Moins de vingt-quatre heures après avoir renoncé à apposer sa signature sur un projet de loi bipartisan consacré au logement, Donald Trump n’a toujours pas indiqué s’il entendait ratifier ou enterrer le texte. La Maison-Blanche et les dirigeants du Congrès s’interrogent sur le sort de cette législation adoptée à une très large majorité par les deux chambres, alors que le président américain l’a qualifiée de « mineure » sans davantage de précisions.

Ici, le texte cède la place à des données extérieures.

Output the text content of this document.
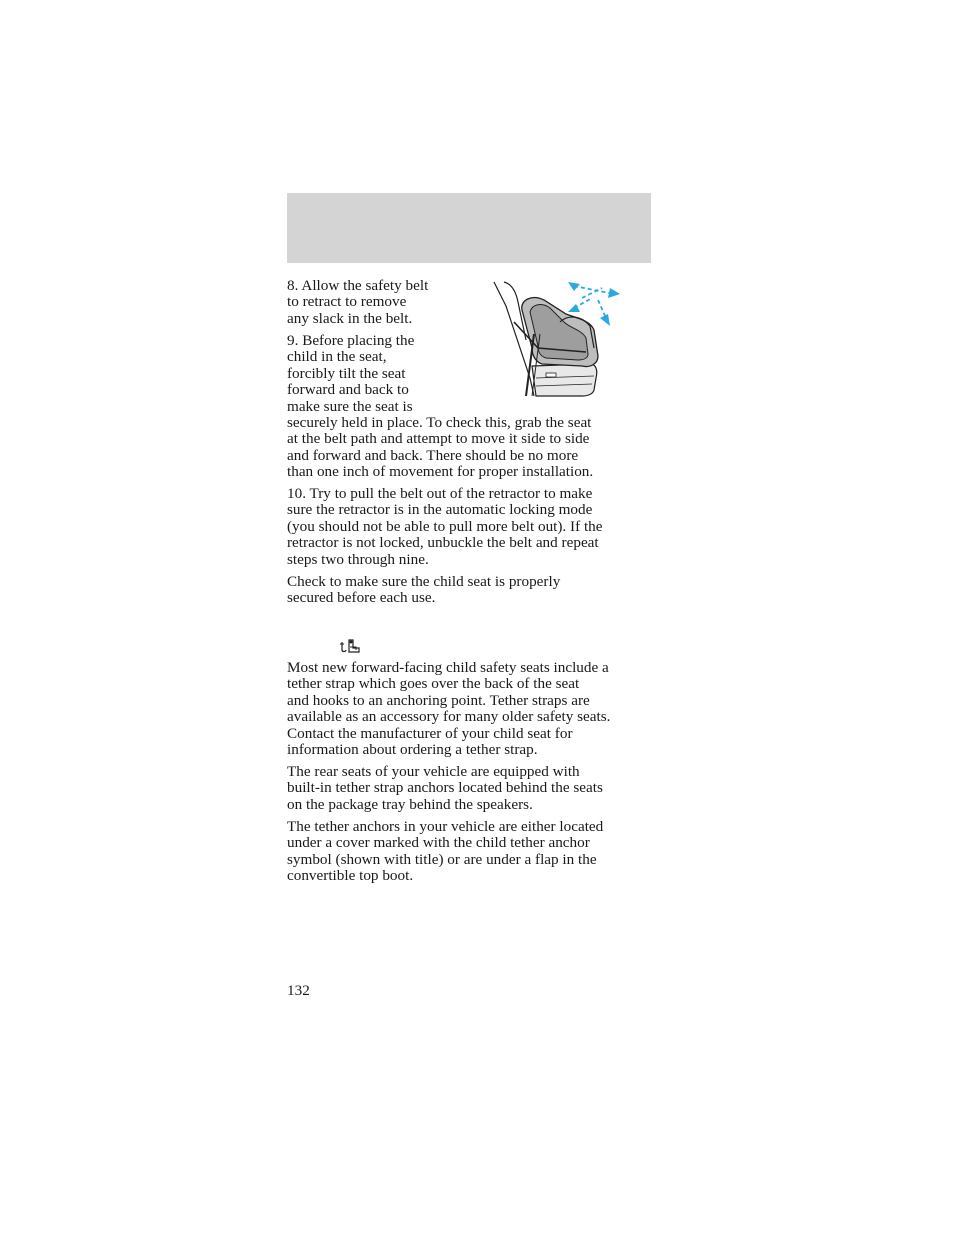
8. Allow the safety belt
to retract to remove
any slack in the belt.
9. Before placing the
child in the seat,
forcibly tilt the seat
forward and back to
make sure the seat is
securely held in place. To check this, grab the seat
at the belt path and attempt to move it side to side
and forward and back. There should be no more
than one inch of movement for proper installation.
10. Try to pull the belt out of the retractor to make
sure the retractor is in the automatic locking mode
(you should not be able to pull more belt out). If the
retractor is not locked, unbuckle the belt and repeat
steps two through nine.
Check to make sure the child seat is properly
secured before each use.
Most new forward-facing child safety seats include a
tether strap which goes over the back of the seat
and hooks to an anchoring point. Tether straps are
available as an accessory for many older safety seats.
Contact the manufacturer of your child seat for
information about ordering a tether strap.
The rear seats of your vehicle are equipped with
built-in tether strap anchors located behind the seats
on the package tray behind the speakers.
The tether anchors in your vehicle are either located
under a cover marked with the child tether anchor
symbol (shown with title) or are under a flap in the
convertible top boot.
132
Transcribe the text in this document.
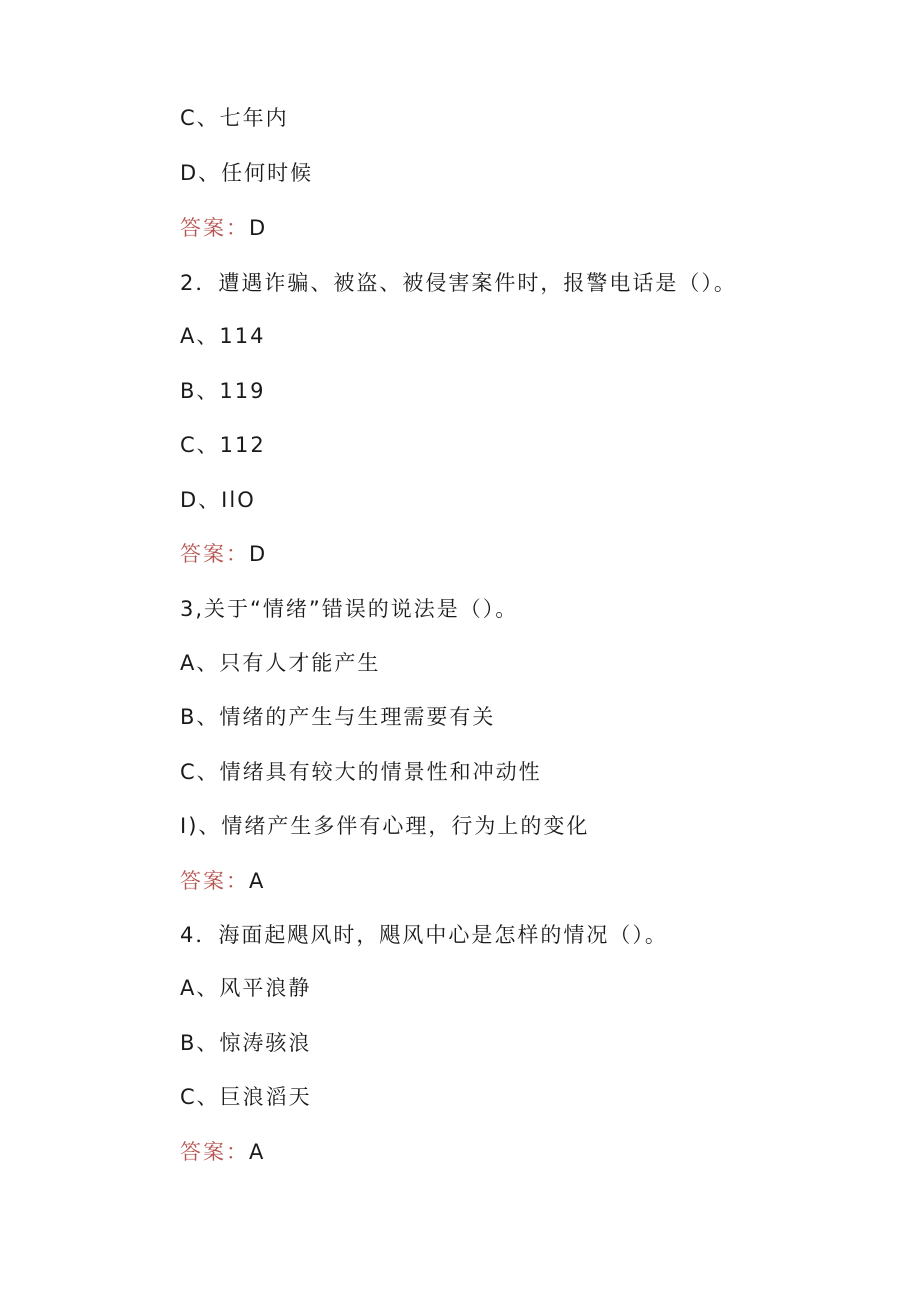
C、七年内
D、任何时候
答案：D
2．遭遇诈骗、被盗、被侵害案件时，报警电话是（）。
A、114
B、119
C、112
D、IlO
答案：D
3,关于“情绪”错误的说法是（）。
A、只有人才能产生
B、情绪的产生与生理需要有关
C、情绪具有较大的情景性和冲动性
I)、情绪产生多伴有心理，行为上的变化
答案：A
4．海面起飓风时，飓风中心是怎样的情况（）。
A、风平浪静
B、惊涛骇浪
C、巨浪滔天
答案：A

Le président de la Chambre des représentants, Mike Johnson, devait rencontrer Donald Trump jeudi après-midi à la Maison-Blanche pour discuter du projet de loi. En l’absence de transmission officielle du texte à la présidence, M. Johnson n’a pas encore déclenché le compte à rebours constitutionnel qui s’impose. Une fois que le Congrès aura présenté le texte au président, ce dernier disposera de trois voies possibles.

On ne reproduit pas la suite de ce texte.